Simin Sadgehi war in der Wache der Berufsfeuerwehr in Saarbrücken. Die Wache wird 24 Stunden von den Männern und Frauen der Feuerwehr besetzt. Björn ist Wachabteilungsführer und koordiniert die Wachübergabe, die Funktionseinteilung der Rettungswägen und der Feuerwehrfahrzeuge. Laut dem Wachabteilungsführer wird morgens geschaut, ob die Funktionen alle besetzt sind und die Wachliste vorgelesen. Dabei werden die Namen der Feuerwehrmänner und -frauen vorgelesen, die nachts im Dienst waren und die, die morgens in den Einsatz starten.

Mehrere Einsätze an Weihnachten

Patrick war über Weihnachten der Einsatzleiter der Berufsfeuerwehr in Saarbrücken. Dieses Jahr sei Weihnachten sehr unruhig gewesen. Die Feuerwehr musste zu mehreren Bränden ohne Personenschaden und dem schweren Verkehrsunfall im Meerwiesertalweg ausrücken.

Das Team der Berufsfeuerwehr Saarbrücken (Foto: SR/Simin Sadeghi)

An Weihnachten sei nicht in jedem Jahr mehr los als die restlichen Tage im Jahr, so Patrick. Es habe auch Jahre gegeben an denen die Feuerwehr kaum ausrücken musste. Dennoch seien Adventskränze ein zusätzliches Brandrisiko in der Weihnachtszeit.

Mutprobe an der Rutschstange

Die bekannten Stangen an denen die Feuerwehrleute herunterrutschen, gibt es auch bei der Feuerwehr in Saarbrücken. Fünf Meter geht es von den Bereitschaftsräumen zur Fahrzeughalle in die Tiefe. Für Simin eine echte Mutprobe, doch zum Glück gibt es auch die kleinere Variante. Wagemutig hat sie sich an die zwei Meter-Stange getraut und hatte sogar Spaß dabei. Die fünf Meter waren dann doch ein wenig zu hoch für unsere Reporterin.

Nach dem Andrenalinschub an der Rutschstange ging es für GuMo-Mobil-Reporterin Simin in das Hilfeleistungslöschfahrzeugs. Sechs bis sieben Leute haben in dem Fahrzeug Platz. Laut Feuerwehrmann Christian ist das Auto das Erste, dass zu einem Einsatz rausfährt. Darin befinden sich Atemschutzgeräte, die die Feuerwehrmänner bei Brandeinsätzen schützen.

Hochzeit an Silvester

Vorhersagen, zu wie vielen Einsätzen die Frauen und Männer an Silvester ausrücken müssen, lässt sich nicht. Alljährlich stark frequentiert sein, wird der Rettungsdienst, so Patrick. Denn ganzen Tag und die ganze Nacht würden die Rettungskräfte im Einsatz sein, "das war immer schon so", so der Feuerwehrmann.

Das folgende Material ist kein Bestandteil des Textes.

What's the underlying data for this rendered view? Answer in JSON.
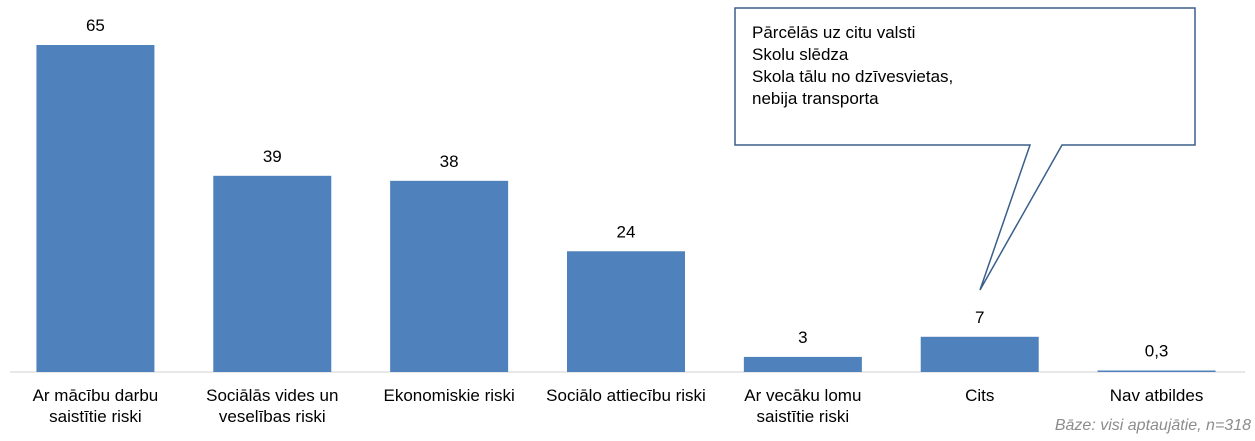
{
  "chart_data": {
    "type": "bar",
    "categories": [
      "Ar mācību darbu saistītie riski",
      "Sociālās vides un veselības riski",
      "Ekonomiskie riski",
      "Sociālo attiecību riski",
      "Ar vecāku lomu saistītie riski",
      "Cits",
      "Nav atbildes"
    ],
    "values": [
      65,
      39,
      38,
      24,
      3,
      7,
      0.3
    ],
    "value_labels": [
      "65",
      "39",
      "38",
      "24",
      "3",
      "7",
      "0,3"
    ],
    "color": "#4f81bd",
    "annotation": [
      "Pārcēlās uz citu valsti",
      "Skolu slēdza",
      "Skola tālu no dzīvesvietas,",
      "nebija transporta"
    ],
    "footnote": "Bāze: visi aptaujātie, n=318"
  }
}
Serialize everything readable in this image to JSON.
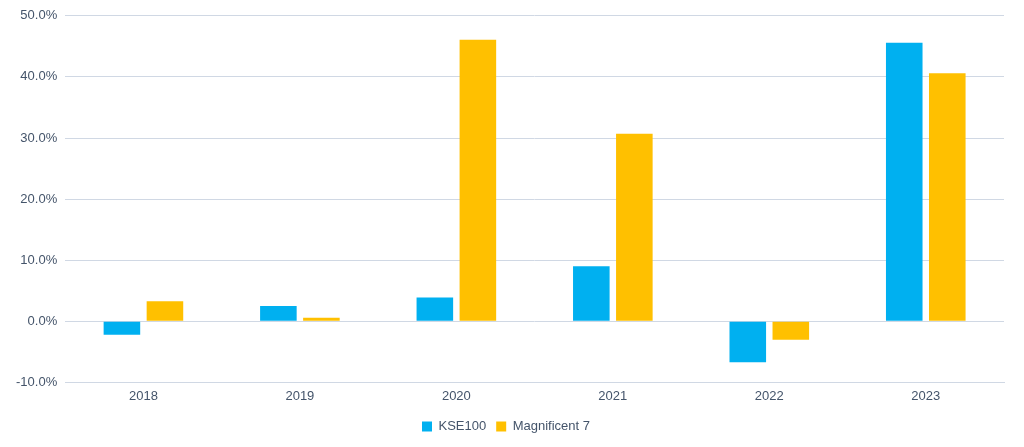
{
  "chart_data": {
    "type": "bar",
    "categories": [
      "2018",
      "2019",
      "2020",
      "2021",
      "2022",
      "2023"
    ],
    "series": [
      {
        "name": "KSE100",
        "color": "#00b0f0",
        "values": [
          -2.2,
          2.5,
          3.9,
          9.0,
          -6.7,
          45.6
        ]
      },
      {
        "name": "Magnificent 7",
        "color": "#ffc000",
        "values": [
          3.3,
          0.6,
          46.1,
          30.7,
          -3.0,
          40.6
        ]
      }
    ],
    "ylim": [
      -10,
      50
    ],
    "yticks": [
      {
        "value": -10,
        "label": "-10.0%"
      },
      {
        "value": 0,
        "label": "0.0%"
      },
      {
        "value": 10,
        "label": "10.0%"
      },
      {
        "value": 20,
        "label": "20.0%"
      },
      {
        "value": 30,
        "label": "30.0%"
      },
      {
        "value": 40,
        "label": "40.0%"
      },
      {
        "value": 50,
        "label": "50.0%"
      }
    ],
    "grid": true,
    "legend": "bottom"
  }
}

GuMo-Mobil-Reporterin Simin Sadeghi mit zwei Feuerwehrmännern im Löschfahrzeug (Foto: SR/Simin Sadeghi)

Wie in jedem Jahr wird es für den Rettungsdienst zu Einsätzen kommen, die durch den falschen Umgang mit Raketen und Böllern verursacht wurden. So sollten natürlich keine Raketen in der Hand gezündet werden und sich genau an die beschriebenen Abläufe auf den Verpackungen gehalten werden. Auch der Aufstellort der Raketen und Feuerwerksbatterien ist wichtig, so Patrick. Damit nichts unter den Dachstuhl fliegt und ein Brand ausbricht, sollte ausreichend Abstand gehalten werden.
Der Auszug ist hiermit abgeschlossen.